Der Weinbauer oder die Schnapsbrennerei produzieren zwar etwas, haben mit ihren Erzeugnissen neben den zahlreichen Alkoholikern die Gehirnzellen zahlreicher Bürger auf dem Gewissen, u.a. wohl auch von Bild-Kolumnisten. Wo liegt hier der Nutzen für die Gesellschaft? Trotzdem würde niemand auf die Idee kommen, all dies zu verbieten. Die ganze Unterhaltungs- und Genussmittelindustrie hat eben auch ihre Daseinsberechtigung, da das Volk nun mal schon immer 'Brot und Spiele' wollte. Und da ist es besser, diese ist Teil der legalen und regulierten Wirtschaft, als der Schattenwirtschaft.
Warum sollte sich etwas verbessern, wenn es die Politik zum Thema macht. Wir leben in einer Demokratie. Politiker müssten also mehr oder weniger nach der öffentlichen Meinung entscheiden, was für Pokerspieler mit Sicherheit schlecht ausgeht.
Wenn die öffentliche Meinung über Poker schlecht ist, dann liegt das vor allem an völlig veralteten und verstaubten Klischees vom Hinterzimmer-Spiel, wo die Revolver auf dem Tisch liegen. Oder es wird mit -EV Glücksspielen in einen Topf geschmissen. Diese Stereotypen oder Fehlmeinungen werden durch hiesige Medien oft noch zementiert.
Kurz, die Leute haben oft keine oder falsche Vorstellungen und Informationen, und genau deswegen tut die Lobbyarbeit so not.
Ich bin überzeugt, dass die Mehrheit für eine Legalisierung von Online-Poker ist, sofern sie ausreichend informiert ist. Vor allem, wenn griffige flankierende Massnahmen die Spielsucht eindämmen und den Pokerräumen auch entsprechende Massnahmen vorgeschrieben werden. Und diese natürlich auch Lizenzgebühren an den Staat zahlen.

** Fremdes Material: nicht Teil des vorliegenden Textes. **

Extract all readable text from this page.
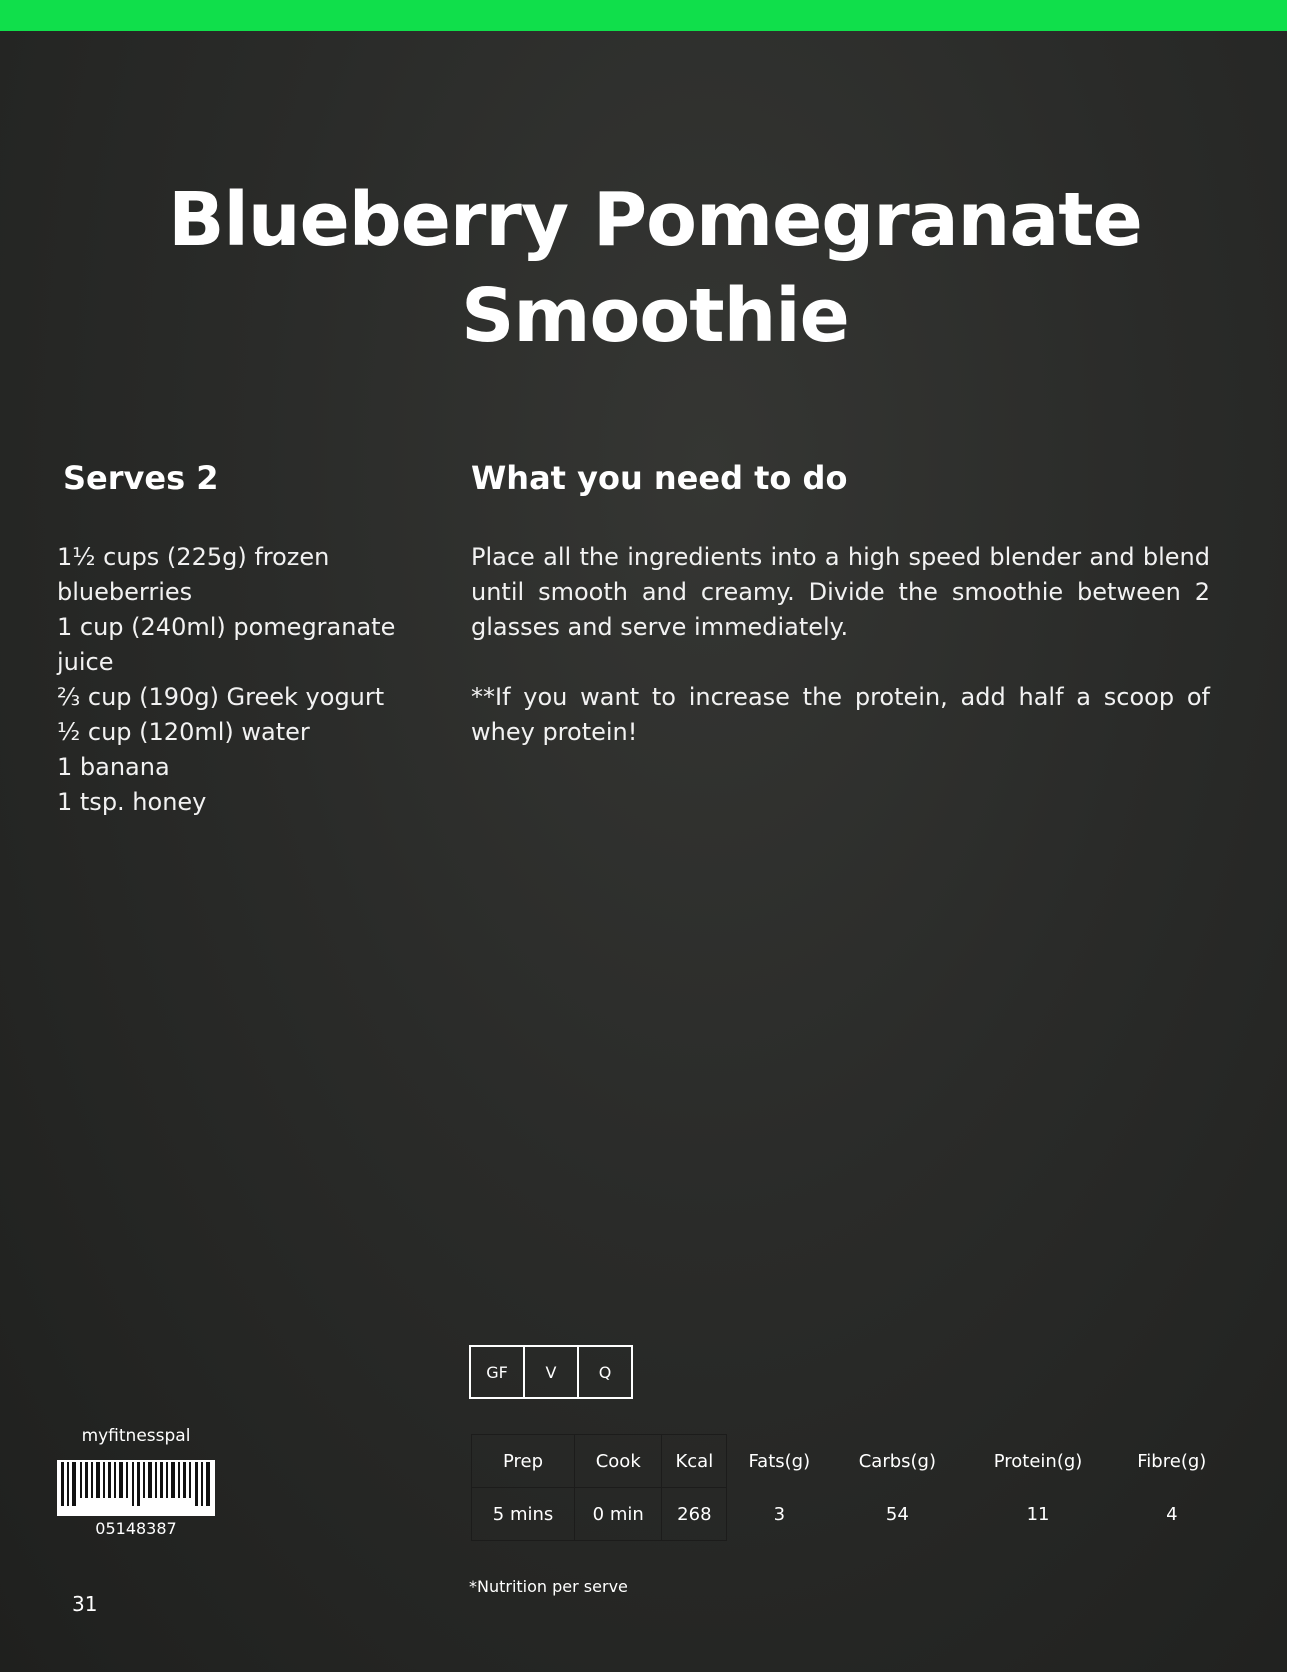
Blueberry Pomegranate
Smoothie
Serves 2	What you need to do
1½ cups (225g) frozen blueberries
1 cup (240ml) pomegranate juice
⅔ cup (190g) Greek yogurt
½ cup (120ml) water
1 banana
1 tsp. honey

Place all the ingredients into a high speed blender and blend until smooth and creamy. Divide the smoothie between 2 glasses and serve immediately.

**If you want to increase the protein, add half a scoop of whey protein!

GF	V	Q
Prep	Cook	Kcal	Fats(g)	Carbs(g)	Protein(g)	Fibre(g)
5 mins	0 min	268	3	54	11	4
*Nutrition per serve
myfitnesspal
05148387
31
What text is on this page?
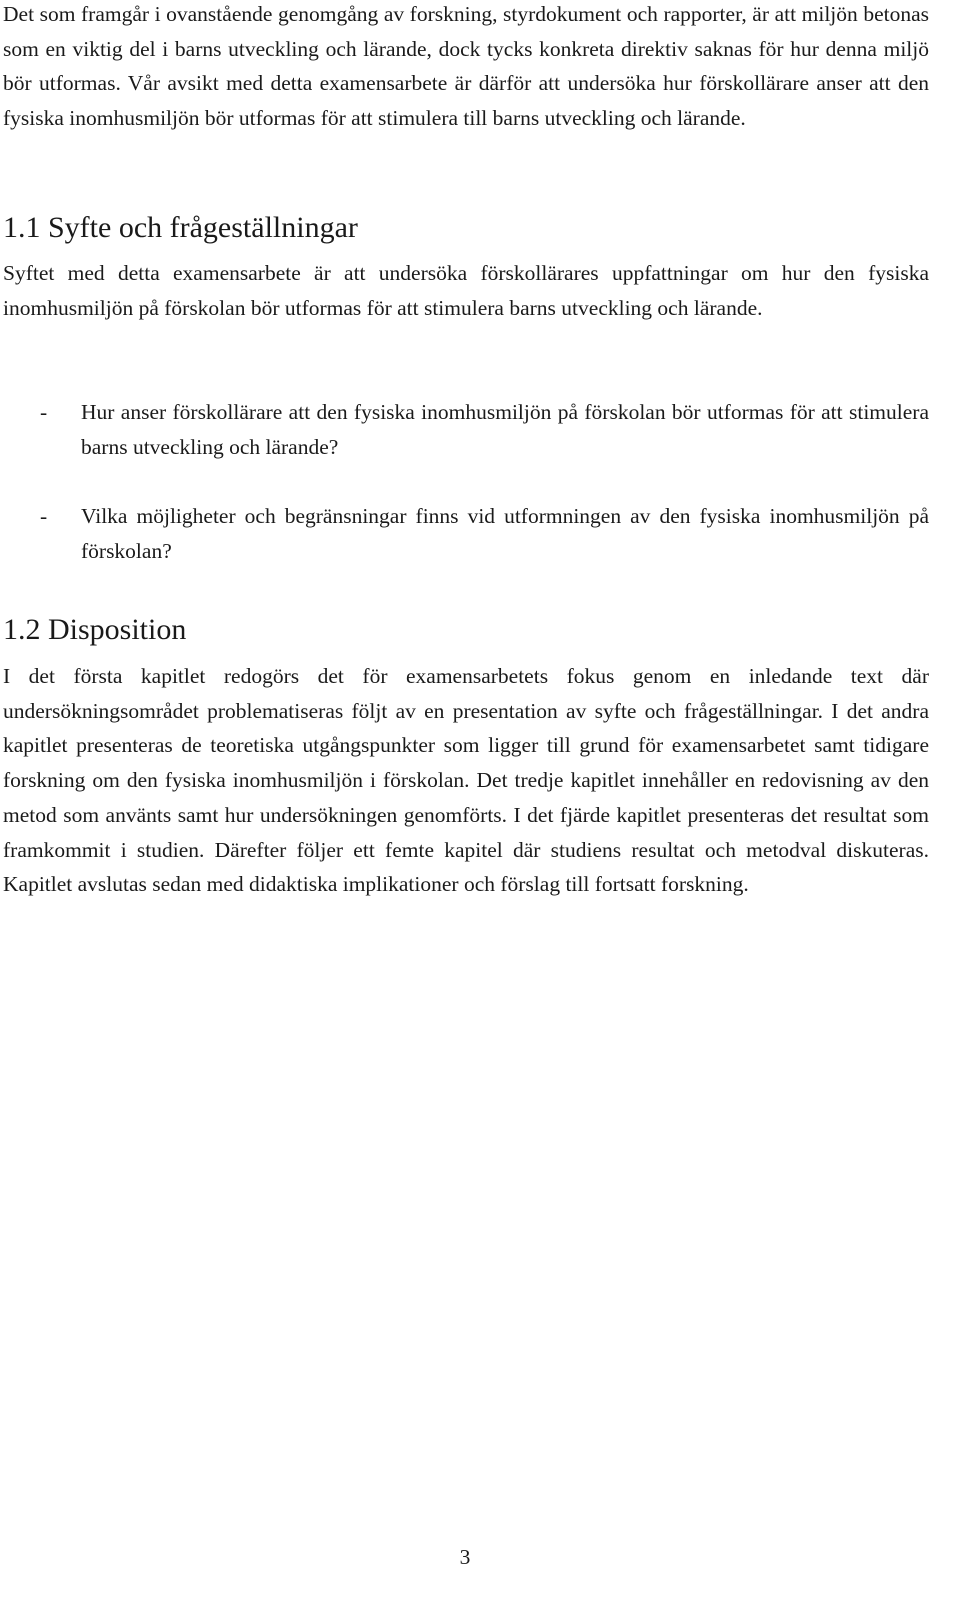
Det som framgår i ovanstående genomgång av forskning, styrdokument och rapporter, är att miljön betonas som en viktig del i barns utveckling och lärande, dock tycks konkreta direktiv saknas för hur denna miljö bör utformas. Vår avsikt med detta examensarbete är därför att undersöka hur förskollärare anser att den fysiska inomhusmiljön bör utformas för att stimulera till barns utveckling och lärande.

1.1 Syfte och frågeställningar

Syftet med detta examensarbete är att undersöka förskollärares uppfattningar om hur den fysiska inomhusmiljön på förskolan bör utformas för att stimulera barns utveckling och lärande.

-	Hur anser förskollärare att den fysiska inomhusmiljön på förskolan bör utformas för att stimulera barns utveckling och lärande?

-	Vilka möjligheter och begränsningar finns vid utformningen av den fysiska inomhusmiljön på förskolan?

1.2 Disposition

I det första kapitlet redogörs det för examensarbetets fokus genom en inledande text där undersökningsområdet problematiseras följt av en presentation av syfte och frågeställningar. I det andra kapitlet presenteras de teoretiska utgångspunkter som ligger till grund för examensarbetet samt tidigare forskning om den fysiska inomhusmiljön i förskolan. Det tredje kapitlet innehåller en redovisning av den metod som använts samt hur undersökningen genomförts. I det fjärde kapitlet presenteras det resultat som framkommit i studien. Därefter följer ett femte kapitel där studiens resultat och metodval diskuteras. Kapitlet avslutas sedan med didaktiska implikationer och förslag till fortsatt forskning.

3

Es gibt genügend Beispiele von Staaten, wo Online-Poker legal ist, und wo dies auch ohne grösser Probleme funktioniert.
Online-Poker in der Grauzone hat in Deutschland lange funktioniert, aber früher oder später wird auch hier die Regulierung aufs Tapet kommen, und daher ist meiner Meinung nach nur eine Vorwärtsstrategie sinnvoll!